Flexible Pressure Sensors Similar to Suction Cups Mat Based on Octopus Suckers developed

Flexible Pressure Sensors Similar to Suction Cups Mat Based on Octopus Suckers developed

Prototype Krake: New adhesive material with artificial suction cups

Bionic material has best adhered in a moist and oily environment.
With by means of its fine hairs on the feet – called Spatulae – a gecko keeps itself on electrostatic forces even on very smooth surfaces. In a wet environment, however, this adhesion effect fails. As a model for a new, bionic adhesive material similar to suction cups, which also functions in moisture, Korean researchers have now refined the filigree structure of the suction cups of octopuses. As reported in the “Nature” journal, their suction napkins also adhere well to moist skin and are suitable for novel wound dressings.”Mikrometer small structures in our artificial adhesive material increased the suction effect,” Sangyul Baik and his colleagues from Sungkyunkwan University in Suwon explain the basic principle of adhesion.
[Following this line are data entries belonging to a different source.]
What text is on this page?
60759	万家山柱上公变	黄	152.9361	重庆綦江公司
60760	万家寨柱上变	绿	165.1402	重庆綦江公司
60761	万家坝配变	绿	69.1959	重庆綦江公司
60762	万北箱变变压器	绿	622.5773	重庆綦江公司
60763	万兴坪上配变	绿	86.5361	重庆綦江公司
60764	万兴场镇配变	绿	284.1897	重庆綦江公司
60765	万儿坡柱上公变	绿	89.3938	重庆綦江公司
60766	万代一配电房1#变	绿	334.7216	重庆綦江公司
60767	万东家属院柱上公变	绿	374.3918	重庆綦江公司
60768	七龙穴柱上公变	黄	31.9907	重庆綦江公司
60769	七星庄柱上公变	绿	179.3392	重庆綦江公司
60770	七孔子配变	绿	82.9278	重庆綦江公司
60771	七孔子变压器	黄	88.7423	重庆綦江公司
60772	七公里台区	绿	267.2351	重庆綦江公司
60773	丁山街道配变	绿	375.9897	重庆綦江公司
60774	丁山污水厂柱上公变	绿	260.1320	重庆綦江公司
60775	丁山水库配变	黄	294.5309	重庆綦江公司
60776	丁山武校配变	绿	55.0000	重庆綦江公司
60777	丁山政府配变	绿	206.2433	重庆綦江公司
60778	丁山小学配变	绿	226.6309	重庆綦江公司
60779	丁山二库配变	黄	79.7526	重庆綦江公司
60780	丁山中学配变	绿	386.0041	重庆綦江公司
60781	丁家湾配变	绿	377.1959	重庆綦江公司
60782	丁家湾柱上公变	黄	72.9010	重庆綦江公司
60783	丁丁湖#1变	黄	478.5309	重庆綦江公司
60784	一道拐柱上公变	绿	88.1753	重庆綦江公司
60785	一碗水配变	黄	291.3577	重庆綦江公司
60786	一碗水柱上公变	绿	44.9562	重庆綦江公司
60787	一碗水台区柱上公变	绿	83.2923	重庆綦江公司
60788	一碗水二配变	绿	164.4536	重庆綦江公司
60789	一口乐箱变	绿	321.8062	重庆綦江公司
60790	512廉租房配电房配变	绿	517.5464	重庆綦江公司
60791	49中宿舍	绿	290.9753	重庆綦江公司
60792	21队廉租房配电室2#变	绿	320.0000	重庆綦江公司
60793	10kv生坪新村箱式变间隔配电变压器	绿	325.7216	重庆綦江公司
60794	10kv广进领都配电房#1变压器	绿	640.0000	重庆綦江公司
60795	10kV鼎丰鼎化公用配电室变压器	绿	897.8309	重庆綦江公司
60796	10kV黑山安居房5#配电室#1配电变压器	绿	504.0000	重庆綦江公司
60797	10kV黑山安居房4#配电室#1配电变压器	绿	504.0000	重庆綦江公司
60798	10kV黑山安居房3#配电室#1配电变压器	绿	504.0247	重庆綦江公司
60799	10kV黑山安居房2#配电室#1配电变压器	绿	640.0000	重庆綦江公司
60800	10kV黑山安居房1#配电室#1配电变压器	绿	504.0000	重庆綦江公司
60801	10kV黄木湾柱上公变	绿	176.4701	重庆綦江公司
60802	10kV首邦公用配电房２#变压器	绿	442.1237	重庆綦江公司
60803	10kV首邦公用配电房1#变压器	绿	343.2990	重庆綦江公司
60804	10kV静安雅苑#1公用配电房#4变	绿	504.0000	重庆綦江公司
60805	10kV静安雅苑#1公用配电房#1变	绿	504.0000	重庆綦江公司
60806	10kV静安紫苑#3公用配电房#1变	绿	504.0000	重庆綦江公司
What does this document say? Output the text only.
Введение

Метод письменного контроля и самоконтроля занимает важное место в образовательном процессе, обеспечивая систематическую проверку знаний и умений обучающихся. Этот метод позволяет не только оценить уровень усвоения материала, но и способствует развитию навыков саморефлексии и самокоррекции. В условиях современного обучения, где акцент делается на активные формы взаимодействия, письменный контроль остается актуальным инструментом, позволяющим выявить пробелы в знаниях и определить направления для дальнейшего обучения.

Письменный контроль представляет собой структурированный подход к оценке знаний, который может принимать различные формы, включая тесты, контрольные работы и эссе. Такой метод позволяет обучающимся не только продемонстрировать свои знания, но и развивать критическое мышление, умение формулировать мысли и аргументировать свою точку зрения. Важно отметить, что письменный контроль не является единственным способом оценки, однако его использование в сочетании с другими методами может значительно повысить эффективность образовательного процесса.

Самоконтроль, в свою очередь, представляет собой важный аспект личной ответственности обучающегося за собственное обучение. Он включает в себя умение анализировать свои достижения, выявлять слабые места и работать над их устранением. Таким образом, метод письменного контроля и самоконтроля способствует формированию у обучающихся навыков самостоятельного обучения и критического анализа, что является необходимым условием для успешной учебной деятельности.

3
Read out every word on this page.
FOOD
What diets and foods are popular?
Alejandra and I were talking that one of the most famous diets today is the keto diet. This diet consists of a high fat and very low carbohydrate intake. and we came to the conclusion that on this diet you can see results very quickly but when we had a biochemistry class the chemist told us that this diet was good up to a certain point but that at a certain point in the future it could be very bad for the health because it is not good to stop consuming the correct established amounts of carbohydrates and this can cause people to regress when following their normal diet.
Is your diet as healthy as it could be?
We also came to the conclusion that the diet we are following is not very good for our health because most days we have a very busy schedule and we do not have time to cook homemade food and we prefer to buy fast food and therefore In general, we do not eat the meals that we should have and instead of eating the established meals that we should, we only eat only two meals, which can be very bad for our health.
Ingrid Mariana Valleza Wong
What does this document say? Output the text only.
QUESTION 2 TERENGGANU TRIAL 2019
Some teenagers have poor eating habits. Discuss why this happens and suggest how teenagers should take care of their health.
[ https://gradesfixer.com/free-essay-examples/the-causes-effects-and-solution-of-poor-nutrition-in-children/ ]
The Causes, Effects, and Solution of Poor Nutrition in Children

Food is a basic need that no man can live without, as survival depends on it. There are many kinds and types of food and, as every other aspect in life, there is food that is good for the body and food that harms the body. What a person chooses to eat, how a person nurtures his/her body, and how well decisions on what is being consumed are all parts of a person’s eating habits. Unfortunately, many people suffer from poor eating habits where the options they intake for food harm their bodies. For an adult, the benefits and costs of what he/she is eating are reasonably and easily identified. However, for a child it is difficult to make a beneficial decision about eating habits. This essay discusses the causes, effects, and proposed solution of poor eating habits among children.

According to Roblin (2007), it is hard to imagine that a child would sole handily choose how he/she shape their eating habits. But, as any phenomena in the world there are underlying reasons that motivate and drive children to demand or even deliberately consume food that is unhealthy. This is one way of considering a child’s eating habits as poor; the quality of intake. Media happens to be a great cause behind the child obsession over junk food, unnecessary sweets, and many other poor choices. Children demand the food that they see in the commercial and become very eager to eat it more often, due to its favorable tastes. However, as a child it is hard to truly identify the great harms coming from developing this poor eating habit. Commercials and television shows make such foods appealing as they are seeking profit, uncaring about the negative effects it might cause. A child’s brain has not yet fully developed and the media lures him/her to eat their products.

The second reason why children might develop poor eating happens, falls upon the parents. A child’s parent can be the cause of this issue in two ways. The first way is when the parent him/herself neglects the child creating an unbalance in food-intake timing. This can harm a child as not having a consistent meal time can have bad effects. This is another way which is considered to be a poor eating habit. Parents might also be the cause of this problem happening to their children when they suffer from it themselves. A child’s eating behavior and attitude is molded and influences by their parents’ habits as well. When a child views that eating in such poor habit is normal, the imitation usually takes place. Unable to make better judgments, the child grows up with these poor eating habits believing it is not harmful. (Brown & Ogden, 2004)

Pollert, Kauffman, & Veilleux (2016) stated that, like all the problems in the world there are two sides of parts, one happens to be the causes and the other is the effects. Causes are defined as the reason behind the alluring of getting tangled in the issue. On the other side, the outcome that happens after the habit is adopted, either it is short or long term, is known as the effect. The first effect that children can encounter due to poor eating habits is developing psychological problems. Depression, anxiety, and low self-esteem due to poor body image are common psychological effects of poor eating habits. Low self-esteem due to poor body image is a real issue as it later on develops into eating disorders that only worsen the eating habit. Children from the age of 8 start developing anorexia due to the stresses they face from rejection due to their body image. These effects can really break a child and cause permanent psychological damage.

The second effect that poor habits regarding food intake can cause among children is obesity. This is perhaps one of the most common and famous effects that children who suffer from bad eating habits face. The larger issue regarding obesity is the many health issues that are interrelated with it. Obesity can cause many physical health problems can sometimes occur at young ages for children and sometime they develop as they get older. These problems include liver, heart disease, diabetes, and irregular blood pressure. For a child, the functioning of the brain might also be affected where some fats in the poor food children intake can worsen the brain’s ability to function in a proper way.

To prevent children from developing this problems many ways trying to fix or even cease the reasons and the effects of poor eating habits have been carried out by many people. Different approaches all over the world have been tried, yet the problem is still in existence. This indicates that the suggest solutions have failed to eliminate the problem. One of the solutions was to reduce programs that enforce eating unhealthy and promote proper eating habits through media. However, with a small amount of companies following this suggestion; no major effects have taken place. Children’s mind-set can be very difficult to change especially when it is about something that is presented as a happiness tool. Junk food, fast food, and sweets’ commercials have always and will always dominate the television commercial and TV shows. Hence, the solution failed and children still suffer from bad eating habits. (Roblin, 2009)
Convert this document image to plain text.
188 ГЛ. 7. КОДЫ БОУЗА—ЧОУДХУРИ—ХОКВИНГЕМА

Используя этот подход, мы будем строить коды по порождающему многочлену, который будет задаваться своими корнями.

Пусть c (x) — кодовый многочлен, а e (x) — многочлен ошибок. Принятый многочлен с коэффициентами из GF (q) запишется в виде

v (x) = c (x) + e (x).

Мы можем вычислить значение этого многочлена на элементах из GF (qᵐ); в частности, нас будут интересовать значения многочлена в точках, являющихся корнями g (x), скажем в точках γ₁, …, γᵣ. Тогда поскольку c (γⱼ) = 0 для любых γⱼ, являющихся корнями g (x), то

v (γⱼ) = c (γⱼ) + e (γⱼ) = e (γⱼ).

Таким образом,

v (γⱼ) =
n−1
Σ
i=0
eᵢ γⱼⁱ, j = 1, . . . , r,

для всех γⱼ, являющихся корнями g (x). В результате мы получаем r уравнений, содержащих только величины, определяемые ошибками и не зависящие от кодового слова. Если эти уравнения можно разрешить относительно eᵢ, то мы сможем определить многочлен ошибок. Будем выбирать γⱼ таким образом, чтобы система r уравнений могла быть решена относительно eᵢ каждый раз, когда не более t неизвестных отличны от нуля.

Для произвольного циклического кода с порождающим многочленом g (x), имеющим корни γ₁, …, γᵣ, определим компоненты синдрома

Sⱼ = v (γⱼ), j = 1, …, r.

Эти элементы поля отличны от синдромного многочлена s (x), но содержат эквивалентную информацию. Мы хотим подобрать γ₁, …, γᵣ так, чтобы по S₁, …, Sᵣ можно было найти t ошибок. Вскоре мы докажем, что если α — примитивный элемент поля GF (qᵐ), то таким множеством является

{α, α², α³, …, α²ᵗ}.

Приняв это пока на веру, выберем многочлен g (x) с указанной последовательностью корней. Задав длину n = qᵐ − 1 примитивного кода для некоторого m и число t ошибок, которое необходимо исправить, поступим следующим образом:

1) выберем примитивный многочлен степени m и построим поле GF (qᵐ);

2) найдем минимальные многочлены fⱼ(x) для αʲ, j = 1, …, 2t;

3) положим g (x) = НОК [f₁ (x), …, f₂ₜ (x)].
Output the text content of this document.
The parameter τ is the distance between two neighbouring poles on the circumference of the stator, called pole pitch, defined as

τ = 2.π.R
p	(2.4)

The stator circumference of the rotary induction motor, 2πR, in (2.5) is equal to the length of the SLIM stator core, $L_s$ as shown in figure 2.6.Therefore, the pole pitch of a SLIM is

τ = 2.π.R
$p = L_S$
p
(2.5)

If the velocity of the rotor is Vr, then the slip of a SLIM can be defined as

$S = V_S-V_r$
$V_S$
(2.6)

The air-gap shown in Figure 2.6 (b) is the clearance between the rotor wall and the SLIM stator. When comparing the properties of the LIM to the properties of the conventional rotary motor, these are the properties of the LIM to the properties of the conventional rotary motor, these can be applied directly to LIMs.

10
First, the researchers examined the suction cups of the Common Octopus (Octupus vulgaris) and recognized specific bulges in the small cup-shaped troughs. Thanks to this microstructured suction cups, octopuses can cling to slippery rocks under water, or even their beasts of prey.Suction cupsThese microstructured suction cups were copied by the material researchers with a flexible plastic film. They first pressed small troughs with diameters between 15 and 500 micrometers into a thin layer of silicone rubber. They filled the liquid precursor of a polyurethane-acrylate polymer and cured it under ultraviolet light in the micropipes – about 5,000 per square meter. In this case small, dome-shaped bulges were formed in the troughs. If the researchers pressed this bionic film onto a damp surface, it reliably sucked in with adhesive forces of over 40 kilopascals. If silicone oil was used instead of water, the adhesive forces even rose to 180 kilopascals.

Baik and colleagues were responsible for this effect. On the one hand, air was pressed out of the troughs by lightly pressing the suction napkin, and a small vacuum was built up. This adhesion was strengthened by capillary forces, which could be formed thanks to the filigree bulges. The greater adhesion in an oily environment, the researchers explained with the higher viscosity of the liquid compared to water. Even several thousand times detached, the suction napkins retained their adhesion effect.

Suction cups _2

The researchers found the best results with suction cups with a diameter of 50 micrometers. This film adhered reliably even on damp skin. As a first application, Baik proposes new types of patches to cover inflammatory and wetting wounds. But the thin silicon wafers for the production of computer chips could also be lifted out of the reaction baths with this suction napkin. “This approach could be used to move robots, biomedicine or toys,” says Jonathan Wilker from Purdue University in West Lafayette, assessing the Korean results in an accompanying commentary.